What is the best way to handle this process? It seems as if I need to keep a cached list of every single page on the site, rather than having to extract the index of page titles each time. Or is it better to check each link separately to see if it exists? This might result in a lot of database lookups if the list wasn't cached. Would this still be viable for a larger wiki site with thousands of pages?
In my own wiki I check all the links (without caching), but my wiki is only used by a few people internally. You should benchmark stuff like this.
In my own wiki system my caching system is pretty simple - when the page is updated it checks links to make sure they are valid and applies the correct formatting/location for those that aren't. The cached page is saved as a HTML page in my cache root.
Pages that are marked as 'not created' during the page update are inserted into the a table of the database that holds the page and then a csv of pages that link to it.

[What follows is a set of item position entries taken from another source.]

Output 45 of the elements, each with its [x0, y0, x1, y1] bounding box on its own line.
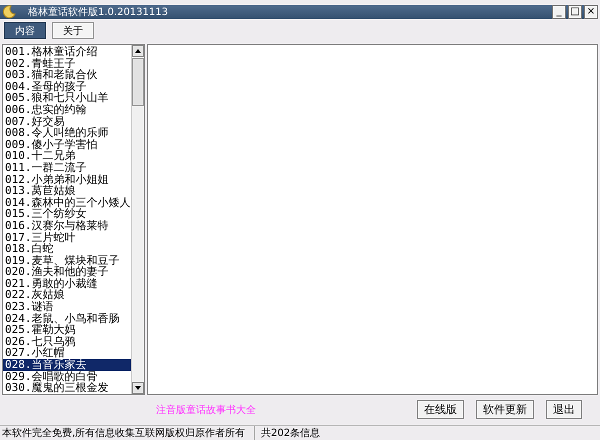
- list-item[interactable]: 010.十二兄弟: [3, 150, 131, 162]
- list-item[interactable]: 012.小弟弟和小姐姐: [3, 174, 131, 186]
- list-item[interactable]: 027.小红帽: [3, 347, 131, 360]
- update-button[interactable]: 软件更新: [476, 400, 534, 420]
- close-button[interactable]: ×: [584, 5, 598, 19]
- list-item[interactable]: 016.汉赛尔与格莱特: [3, 220, 131, 232]
- moon-icon: [2, 5, 16, 19]
- status-text: 共202条信息: [254, 426, 320, 440]
- list-item[interactable]: 007.好交易: [3, 116, 131, 128]
- list-item[interactable]: 005.狼和七只小山羊: [3, 92, 131, 104]
- scrollbar[interactable]: [131, 45, 144, 394]
- list-item[interactable]: 004.圣母的孩子: [3, 80, 131, 92]
- list-item[interactable]: 002.青蛙王子: [3, 58, 131, 70]
- list-item[interactable]: 025.霍勒大妈: [3, 324, 131, 336]
- tab[interactable]: 关于: [52, 22, 94, 39]
- list-item[interactable]: 001.格林童话介绍: [3, 46, 131, 58]
- window-title: 格林童话软件版1.0.20131113: [28, 6, 168, 19]
- maximize-button[interactable]: □: [568, 5, 582, 19]
- list-item[interactable]: 028.当音乐家去: [3, 359, 131, 371]
- tab[interactable]: 内容: [4, 22, 46, 39]
- list-item[interactable]: 021.勇敢的小裁缝: [3, 278, 131, 290]
- list-item[interactable]: 018.白蛇: [3, 243, 131, 255]
- list-item[interactable]: 020.渔夫和他的妻子: [3, 266, 131, 278]
- list-item[interactable]: 030.魔鬼的三根金发: [3, 382, 131, 394]
- list-item[interactable]: 023.谜语: [3, 301, 131, 313]
- list-item[interactable]: 015.三个纺纱女: [3, 208, 131, 220]
- scrollbar-thumb[interactable]: [132, 58, 144, 106]
- promo-text: 注音版童话故事书大全: [156, 404, 256, 417]
- online-button[interactable]: 在线版: [417, 400, 464, 420]
- minimize-button[interactable]: _: [552, 5, 566, 19]
- list-item[interactable]: 014.森林中的三个小矮人: [3, 196, 131, 208]
- status-text: 本软件完全免费,所有信息收集互联网版权归原作者所有: [1, 426, 246, 440]
- list-item[interactable]: 008.令人叫绝的乐师: [3, 127, 131, 139]
- list-item[interactable]: 026.七只乌鸦: [3, 336, 131, 348]
- list-item[interactable]: 009.傻小子学害怕: [3, 138, 131, 150]
- exit-button[interactable]: 退出: [546, 400, 582, 420]
- list-item[interactable]: 003.猫和老鼠合伙: [3, 69, 131, 81]
- list-item[interactable]: 029.会唱歌的白骨: [3, 370, 131, 382]
- list-item[interactable]: 013.莴苣姑娘: [3, 185, 131, 197]
- list-item[interactable]: 011.一群二流子: [3, 162, 131, 174]
- list-item[interactable]: 019.麦草、煤块和豆子: [3, 254, 131, 266]
- list-item[interactable]: 024.老鼠、小鸟和香肠: [3, 312, 131, 324]
- list-item[interactable]: 022.灰姑娘: [3, 289, 131, 302]
- list-item[interactable]: 017.三片蛇叶: [3, 232, 131, 244]
- list-item[interactable]: 006.忠实的约翰: [3, 104, 131, 116]
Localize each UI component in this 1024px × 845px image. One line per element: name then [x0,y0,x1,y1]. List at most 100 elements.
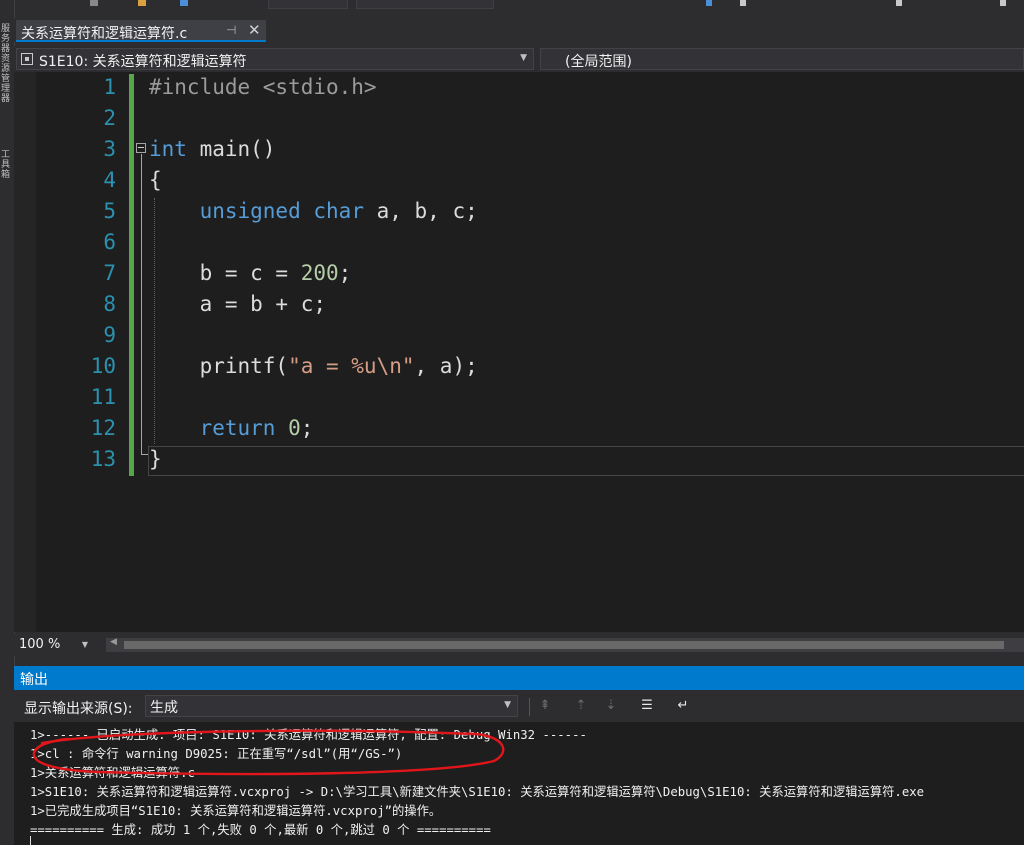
scrollbar-thumb[interactable] [124,641,1004,649]
toolbar-icon[interactable] [706,0,712,6]
toolbar-remnant [0,0,1024,18]
project-icon [21,53,33,65]
chevron-down-icon: ▼ [504,700,511,710]
toolbar-icon[interactable] [138,0,146,6]
text-cursor [30,836,31,845]
horizontal-scrollbar[interactable]: ◀ [106,637,1024,652]
line-number: 4 [103,168,116,192]
code-token: 200 [300,261,339,285]
code-token: main() [186,137,276,161]
code-line: } [149,444,162,475]
document-tab[interactable]: 关系运算符和逻辑运算符.c ⊣ ✕ [16,20,266,42]
output-toolbar: 显示输出来源(S): 生成 ▼ ⇞ ⇡ ⇣ ☰ ↵ [14,690,1024,722]
left-tool-strip: 服务器资源管理器 工具箱 [0,0,15,845]
document-tab-title: 关系运算符和逻辑运算符.c [21,26,188,42]
output-line: 1>S1E10: 关系运算符和逻辑运算符.vcxproj -> D:\学习工具\… [30,785,925,799]
toolbar-icon[interactable] [1000,0,1006,6]
code-token: return [199,416,276,440]
code-token: } [149,447,162,471]
fold-line [141,154,142,454]
output-source-label: 显示输出来源(S): [24,701,133,717]
code-token: "a = %u\n" [288,354,415,378]
current-line-highlight [148,446,1024,476]
document-tab-row: 关系运算符和逻辑运算符.c ⊣ ✕ [14,18,1024,42]
code-token: unsigned [199,199,301,223]
line-number: 1 [103,75,116,99]
code-line: { [149,165,162,196]
toolbar-icon[interactable] [740,0,746,6]
line-number: 8 [103,292,116,316]
line-number: 3 [103,137,116,161]
line-number: 9 [103,323,116,347]
code-token: a = b + c; [149,292,327,316]
chevron-down-icon: ▼ [81,640,88,649]
code-token: int [149,137,187,161]
code-editor[interactable]: 1 2 3 4 5 6 7 8 9 10 11 12 13 #include <stdio.h> int … [14,72,1024,632]
code-token: , a); [414,354,478,378]
line-number: 11 [90,385,116,409]
pin-icon[interactable]: ⊣ [226,23,236,37]
line-number: 6 [103,230,116,254]
server-explorer-tab[interactable]: 服务器资源管理器 [1,24,12,104]
code-token: 0 [288,416,301,440]
line-number: 7 [103,261,116,285]
code-line: b = c = 200; [149,258,352,289]
line-number: 13 [90,447,116,471]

When someone creates that page it initiates a scan to look through each linking page and re-caches the linking page with the correct link and formatting.
If you weren't interested in highlighting non-created pages however you could just have a checker to see if the page is created when you attempt to access it - and if not redirect to the creation page. Then just link to pages as normal in other articles.
I tried to do this once and it was a nightmare! My solution was a nasty loop in a SQL procedure, and I don't recommend it.
One thing that gave me trouble was deciding what link to use on a multi-word phrase. Say you had some text saying "I am using Stack Overflow" and your wiki had 3 pages called "stack", "overflow" and "stack overflow"....which part of your phrase gets linked to where? It will happen!
My idea would be to query the titles like SELECT title FROM articles and simply check if each wikilink is in that array of strings. If it is you link to the page, if not, you link to the create page.
In a personal project I made with Sinatra (link text) after I run the content through Markdown, I do a gsub to replace wiki words and other things (like [[Here is my link]] and whatnot) with proper links, on each checking if the page exists and linking to create or view depending.
It's not the best, but I didn't build this app with caching/speed in mind. It's a low resource simple wiki.
If speed was more important, you could wrap the app in something to cache it. For example, sinatra can be wrapped with the Rack caching.
Based on my experience developing Juli, which is an offline personal wiki with autolink, generating static HTML approach may fix your issue.
As you think, it takes long time to generate autolinked Wiki page. However, in generating static HTML situation, regenerating autolinked Wiki page happens only when a wikipage is newly added or deleted (in other words, it doesn't happen when updating wikipage) and the 'regenerating' can be done in background so that usually I don't matter how it take long time. User will see only the generated static HTML.